Se dice que la omnisciencia es un atributo de Dios en las religiones abrahámicas. Está la omnisciencia inherente, consistente en saber lo que se quiera saber (aunque para eso está el móvil y una conexión a internet) y la omnisciencia total, que es saber todo lo que se puede saber (móvil, conexión a internet y cuñadismo vocacional).

Repito, envidio de algunos madrileños su omnisciencia divina, el no tener creencias falsas porque, no solo son todas las creencias de algunos madrileños verdad, sino que el alcance de su conocimiento es total. Ellos conocen todas las proposiciones verdaderas. Por supuesto, no tienen lavado el cerebro y son supercríticos. “Sólo sé que lo sé todo”, es su mantra diario. Eso se debe a años de aprendizaje en el control mental y a una sed de conocimientos que no ha conocido civilización alguna. Son capaces de desgranar todos y cada uno de los ingredientes sociológicos de Catalunya a 600 Km de distancia. Eso sí, cuentan con la inestimable ayuda de Ana Rosa, Susana, Losantos, La Sexta, Casado y Rivera, precogs salidos de “Minority Report” que han tenido a bien iluminarlos con sus profecías. Jódete, Nostradamus.

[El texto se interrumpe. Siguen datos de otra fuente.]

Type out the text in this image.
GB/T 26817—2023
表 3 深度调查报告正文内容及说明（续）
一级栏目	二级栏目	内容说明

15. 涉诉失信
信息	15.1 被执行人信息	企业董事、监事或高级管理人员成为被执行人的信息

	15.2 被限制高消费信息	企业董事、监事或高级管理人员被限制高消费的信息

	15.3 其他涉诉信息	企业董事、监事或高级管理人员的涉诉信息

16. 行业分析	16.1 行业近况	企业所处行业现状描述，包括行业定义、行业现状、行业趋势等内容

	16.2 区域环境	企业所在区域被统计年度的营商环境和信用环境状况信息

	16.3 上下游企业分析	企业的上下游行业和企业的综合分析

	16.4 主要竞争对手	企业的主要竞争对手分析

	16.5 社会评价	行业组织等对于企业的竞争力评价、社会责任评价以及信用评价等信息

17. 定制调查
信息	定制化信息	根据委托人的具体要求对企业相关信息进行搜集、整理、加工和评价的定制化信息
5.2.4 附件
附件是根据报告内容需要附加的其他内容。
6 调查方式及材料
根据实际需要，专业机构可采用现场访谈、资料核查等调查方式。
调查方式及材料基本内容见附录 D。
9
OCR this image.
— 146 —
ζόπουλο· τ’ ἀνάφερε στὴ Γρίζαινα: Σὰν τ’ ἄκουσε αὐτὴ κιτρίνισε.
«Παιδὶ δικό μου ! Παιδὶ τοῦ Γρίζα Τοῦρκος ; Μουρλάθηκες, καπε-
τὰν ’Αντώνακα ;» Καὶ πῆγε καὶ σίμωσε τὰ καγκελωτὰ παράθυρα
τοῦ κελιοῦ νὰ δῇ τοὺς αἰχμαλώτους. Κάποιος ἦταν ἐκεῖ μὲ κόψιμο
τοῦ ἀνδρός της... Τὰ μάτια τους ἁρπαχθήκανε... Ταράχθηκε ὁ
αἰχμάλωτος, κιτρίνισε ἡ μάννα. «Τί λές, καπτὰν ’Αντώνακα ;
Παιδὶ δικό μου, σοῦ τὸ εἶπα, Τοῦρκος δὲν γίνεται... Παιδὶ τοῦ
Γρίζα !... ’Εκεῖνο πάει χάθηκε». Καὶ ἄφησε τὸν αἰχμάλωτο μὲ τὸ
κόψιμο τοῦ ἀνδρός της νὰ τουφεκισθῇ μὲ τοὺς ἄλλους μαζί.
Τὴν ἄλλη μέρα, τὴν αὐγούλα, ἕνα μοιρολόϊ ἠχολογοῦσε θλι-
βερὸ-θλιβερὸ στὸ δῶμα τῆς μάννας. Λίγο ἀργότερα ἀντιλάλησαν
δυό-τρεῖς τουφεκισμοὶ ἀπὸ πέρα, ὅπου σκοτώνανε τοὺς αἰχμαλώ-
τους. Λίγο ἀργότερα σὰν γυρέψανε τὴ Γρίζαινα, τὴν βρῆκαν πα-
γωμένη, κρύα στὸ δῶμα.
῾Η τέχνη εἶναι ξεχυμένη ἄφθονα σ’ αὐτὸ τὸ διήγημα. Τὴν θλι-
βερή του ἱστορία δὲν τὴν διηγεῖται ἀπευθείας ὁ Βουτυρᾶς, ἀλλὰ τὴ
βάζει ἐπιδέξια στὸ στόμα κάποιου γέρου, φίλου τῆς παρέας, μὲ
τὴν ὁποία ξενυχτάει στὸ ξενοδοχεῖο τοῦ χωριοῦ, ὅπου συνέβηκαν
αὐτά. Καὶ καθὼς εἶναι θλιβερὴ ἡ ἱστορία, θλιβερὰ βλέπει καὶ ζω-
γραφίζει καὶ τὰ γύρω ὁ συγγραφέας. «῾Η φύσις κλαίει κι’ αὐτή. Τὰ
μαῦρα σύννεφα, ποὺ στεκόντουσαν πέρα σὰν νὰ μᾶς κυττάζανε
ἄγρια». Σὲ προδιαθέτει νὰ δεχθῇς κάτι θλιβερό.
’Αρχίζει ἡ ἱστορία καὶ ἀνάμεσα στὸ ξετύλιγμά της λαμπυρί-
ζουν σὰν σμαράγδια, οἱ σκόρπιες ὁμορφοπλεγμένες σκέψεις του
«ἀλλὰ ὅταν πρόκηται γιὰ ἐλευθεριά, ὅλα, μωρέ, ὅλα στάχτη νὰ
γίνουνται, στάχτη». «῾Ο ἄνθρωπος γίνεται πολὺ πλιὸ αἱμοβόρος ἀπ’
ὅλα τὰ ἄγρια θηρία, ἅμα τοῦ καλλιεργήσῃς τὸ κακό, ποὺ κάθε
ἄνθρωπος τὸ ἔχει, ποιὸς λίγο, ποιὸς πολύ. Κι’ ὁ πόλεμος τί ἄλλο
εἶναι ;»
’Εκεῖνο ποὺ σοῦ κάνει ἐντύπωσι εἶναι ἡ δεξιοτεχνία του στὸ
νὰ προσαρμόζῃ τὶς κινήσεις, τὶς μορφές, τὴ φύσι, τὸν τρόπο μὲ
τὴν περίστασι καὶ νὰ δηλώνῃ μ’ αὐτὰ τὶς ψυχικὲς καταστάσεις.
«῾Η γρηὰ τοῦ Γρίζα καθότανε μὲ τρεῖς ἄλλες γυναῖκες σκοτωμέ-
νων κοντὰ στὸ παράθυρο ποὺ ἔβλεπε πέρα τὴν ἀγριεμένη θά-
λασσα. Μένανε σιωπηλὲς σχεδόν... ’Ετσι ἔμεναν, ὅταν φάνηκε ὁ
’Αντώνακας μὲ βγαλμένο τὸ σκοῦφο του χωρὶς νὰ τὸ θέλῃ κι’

En cambio, los indepes somos todos unos paletos. Qué lástima. Nos han lavado el cerebro. Y es que nos ponen delante la bandera de España y… nada… no nos ponemos palotes. Escuchamos el himno del reino y… nada… como si oyéramos llover. Qué envidia me dais en Madrid. Qué suerte que el monolito de “2001, una odisea en el espacio” aterrizará en el Parque del Retiro para otorgaros el poder inescrutable de la omnisciencia. Aún no sé por qué no bailáis el chotis con “Así hablaba Zaratustra” (en versión madrileña sería “Así hablaba Borjamari”).

Pues nada, en el testamento, y aunque seas un madrileño de adopción, permite que tu cerebro sea estudiado por la ciencia. Y que la modestia no te impida ofrecer al mundo la solución para el hambre, las guerras, las epidemias o la cura del cáncer. ¡Grandes son algunos madrileños y muy poderosos; su entendimiento es infinito!